Hyde v. Goodrich

Bullard, J.,

delivered the opinion of the court.

The plaintiffs having recovered a judgment against Palmer & Southmayd, annulling a lease, and for one hundred and fifty dollars per month rent from the 1st day of March, 1836, until possession should be delivered, in pursuance of such judgment, the latter appealed, and gave Goodrich, the present appellant., as surety on the appeal bond ; and the judgment having been affirmed in this court, a fi. fa. issued, upon which, there being a return of nulla bona, the plaintiffs 'took a rule upon the surety, to show cause why he should not be condemned to pay the amount of the judgment.

The appellant, Goodrich, in answer to the rule, sets up in reconvention, or compensation, a sum of about eight hundred dollars, being the difference of rent for the tenement between eighteen hundred dollars and three thousand two hundred dollars per annum, from November 15, 1837, until June 15, 1838, due to Palmer & Southmayd, and received by the plaintiffs since the judgment.

Without considering how far the surety may plead a matter of this kind, we will remark, that the charge of additional rent received by the lessors, pre-supposes that they were in possession when the new lease was made, under which they received a higher rent, and that would imply the consent of the former lessees, to wit, Palmer & Southmayd.
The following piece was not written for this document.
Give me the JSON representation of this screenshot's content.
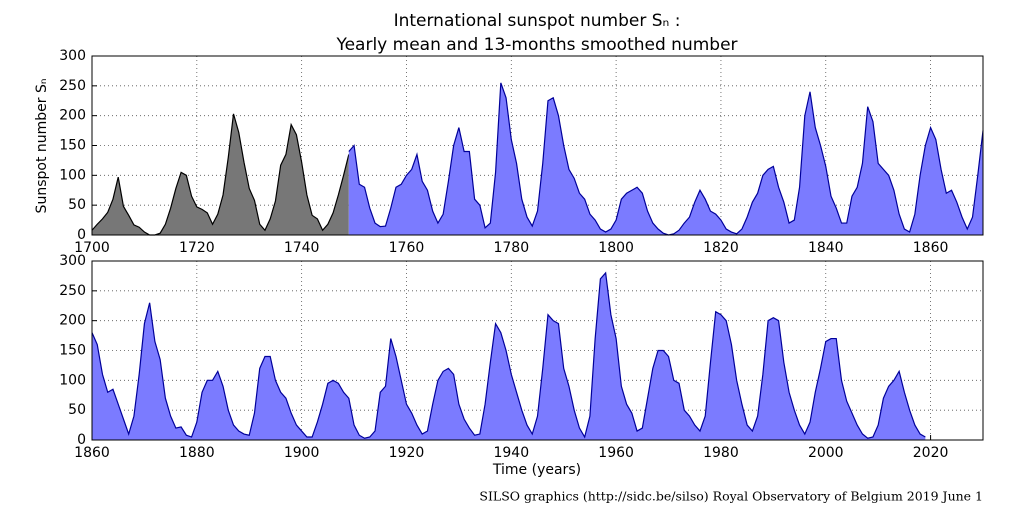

The date from which the additional rent, said to have been received by the lessors, is charged, corresponds with that at which the premises are admitted by t.he plaintiffs to have been surrendered. No agreement is shown, on the part of the plaintiffs, to account to the defendants for a higher rate of rent, and we are left to the presumptions arising from the circumstances of the case. It seems to us more probable, that the lessees, whose lease had been annulled, should have surrendered the property unconditionally, than that the owners should come under any agreement to account to Palmer & South-mayd for any excess of rent over one hundred and fifty dollars per month. If it had been rented for a less sum, would the loss have fallen on the former lessees 1 There is nothing in *442the record to’show that such was the understanding of the parties.

It is, therefore, ordered, adjudged and decreed, that the judgment of the Parish Court be affirmed, with costs.